Sydney Sweeney is already talking about sequel potential for The Housemaid as the Lionsgate thriller hits theaters and posts a solid holiday start. Box office estimates put the film on track for roughly a $19 million domestic opening weekend, positioning it as a mid-budget play that could expand into a franchise if it holds through the Christmas corridor.
Sweeney stars as Millie, a live-in housemaid who takes a job with a wealthy couple and learns the home runs on secrets. Paul Feig directs, with Amanda Seyfried, Brandon Sklenar, Michele Morrone and Elizabeth Perkins in the cast. In premiere-week interviews, Sweeney framed Millie as “spicy” and “a fighter,” and said she wants to keep playing her if the studio moves ahead. “I would love to,” she said, adding that she has been “such a huge fan of the books.”
The source material gives filmmakers runway. Author Freida McFadden followed the 2022 novel with The Housemaid’s Secret (2023) and The Housemaid Is Watching (2024), plus a short story, The Housemaid’s Wedding. McFadden has said she would like to see the rest of the series adapted, while Feig has stressed that future movies hinge on how the first film performs commercially.
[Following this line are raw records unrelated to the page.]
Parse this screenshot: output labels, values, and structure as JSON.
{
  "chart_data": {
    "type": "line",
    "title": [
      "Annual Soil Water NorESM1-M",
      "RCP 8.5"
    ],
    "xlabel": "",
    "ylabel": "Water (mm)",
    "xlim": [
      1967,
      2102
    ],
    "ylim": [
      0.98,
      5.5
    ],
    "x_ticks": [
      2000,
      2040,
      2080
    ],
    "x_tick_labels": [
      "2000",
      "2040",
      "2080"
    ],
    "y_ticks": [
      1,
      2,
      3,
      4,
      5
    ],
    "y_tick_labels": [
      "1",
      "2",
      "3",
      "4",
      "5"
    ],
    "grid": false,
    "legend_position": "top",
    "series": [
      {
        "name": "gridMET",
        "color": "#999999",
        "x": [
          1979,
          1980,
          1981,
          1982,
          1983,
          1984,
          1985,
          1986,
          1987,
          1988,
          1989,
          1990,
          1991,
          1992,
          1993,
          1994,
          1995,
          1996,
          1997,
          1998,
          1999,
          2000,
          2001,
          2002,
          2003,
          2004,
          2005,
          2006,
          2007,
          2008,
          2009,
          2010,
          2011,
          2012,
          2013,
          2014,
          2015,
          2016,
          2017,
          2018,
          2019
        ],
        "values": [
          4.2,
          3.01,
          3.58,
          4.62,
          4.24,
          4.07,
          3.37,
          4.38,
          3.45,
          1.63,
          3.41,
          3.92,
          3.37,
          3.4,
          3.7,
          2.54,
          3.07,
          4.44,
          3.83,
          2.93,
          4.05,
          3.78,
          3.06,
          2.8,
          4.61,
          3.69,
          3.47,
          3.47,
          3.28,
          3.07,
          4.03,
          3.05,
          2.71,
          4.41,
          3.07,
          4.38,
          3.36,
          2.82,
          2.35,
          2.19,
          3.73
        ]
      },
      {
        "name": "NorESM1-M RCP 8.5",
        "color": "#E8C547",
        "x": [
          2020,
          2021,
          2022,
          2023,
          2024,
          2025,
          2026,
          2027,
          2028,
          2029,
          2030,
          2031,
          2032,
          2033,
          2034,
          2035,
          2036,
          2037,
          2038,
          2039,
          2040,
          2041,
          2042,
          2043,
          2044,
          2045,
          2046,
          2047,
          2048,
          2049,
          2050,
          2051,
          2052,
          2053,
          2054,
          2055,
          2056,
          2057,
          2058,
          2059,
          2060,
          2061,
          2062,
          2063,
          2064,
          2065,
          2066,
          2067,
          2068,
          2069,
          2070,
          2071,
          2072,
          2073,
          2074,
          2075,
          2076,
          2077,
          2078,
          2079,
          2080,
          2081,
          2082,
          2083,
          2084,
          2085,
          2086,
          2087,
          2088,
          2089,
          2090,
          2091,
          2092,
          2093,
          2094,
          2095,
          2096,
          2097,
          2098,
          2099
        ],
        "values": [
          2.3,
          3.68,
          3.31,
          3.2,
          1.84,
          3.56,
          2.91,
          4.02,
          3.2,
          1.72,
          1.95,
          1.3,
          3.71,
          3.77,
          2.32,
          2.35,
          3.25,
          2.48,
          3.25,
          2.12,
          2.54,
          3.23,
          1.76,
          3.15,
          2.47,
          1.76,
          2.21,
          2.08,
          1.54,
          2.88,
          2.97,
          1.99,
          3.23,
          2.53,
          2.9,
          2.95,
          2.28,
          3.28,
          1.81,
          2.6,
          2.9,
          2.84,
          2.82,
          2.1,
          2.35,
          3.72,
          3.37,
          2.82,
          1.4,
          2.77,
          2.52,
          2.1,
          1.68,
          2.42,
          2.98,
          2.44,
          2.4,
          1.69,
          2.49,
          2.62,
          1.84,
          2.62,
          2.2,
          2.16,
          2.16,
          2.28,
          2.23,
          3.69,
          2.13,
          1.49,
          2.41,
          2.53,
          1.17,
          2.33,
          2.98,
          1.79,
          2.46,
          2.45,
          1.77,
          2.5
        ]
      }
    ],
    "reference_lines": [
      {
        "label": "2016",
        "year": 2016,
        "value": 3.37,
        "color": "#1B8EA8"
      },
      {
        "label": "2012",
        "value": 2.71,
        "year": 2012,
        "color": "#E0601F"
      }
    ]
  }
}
Feig has also signaled he will not treat the books as a strict blueprint. He changed key beats in the ending, keeping the central twist while steering the final stretch toward a more direct, violent confrontation that plays as catharsis for a theater crowd. McFadden praised the revision, calling the film’s finish even more thrilling than what she wrote.
Seyfried, who plays Nina, has described the role as a performance inside a performance: Nina acts unstable while pushing Millie toward a plan against her abusive husband. Seyfried said she and Feig leaned on improvisation at times to keep scenes unpredictable for Sweeney and to sharpen the film’s tension-to-humor rhythm.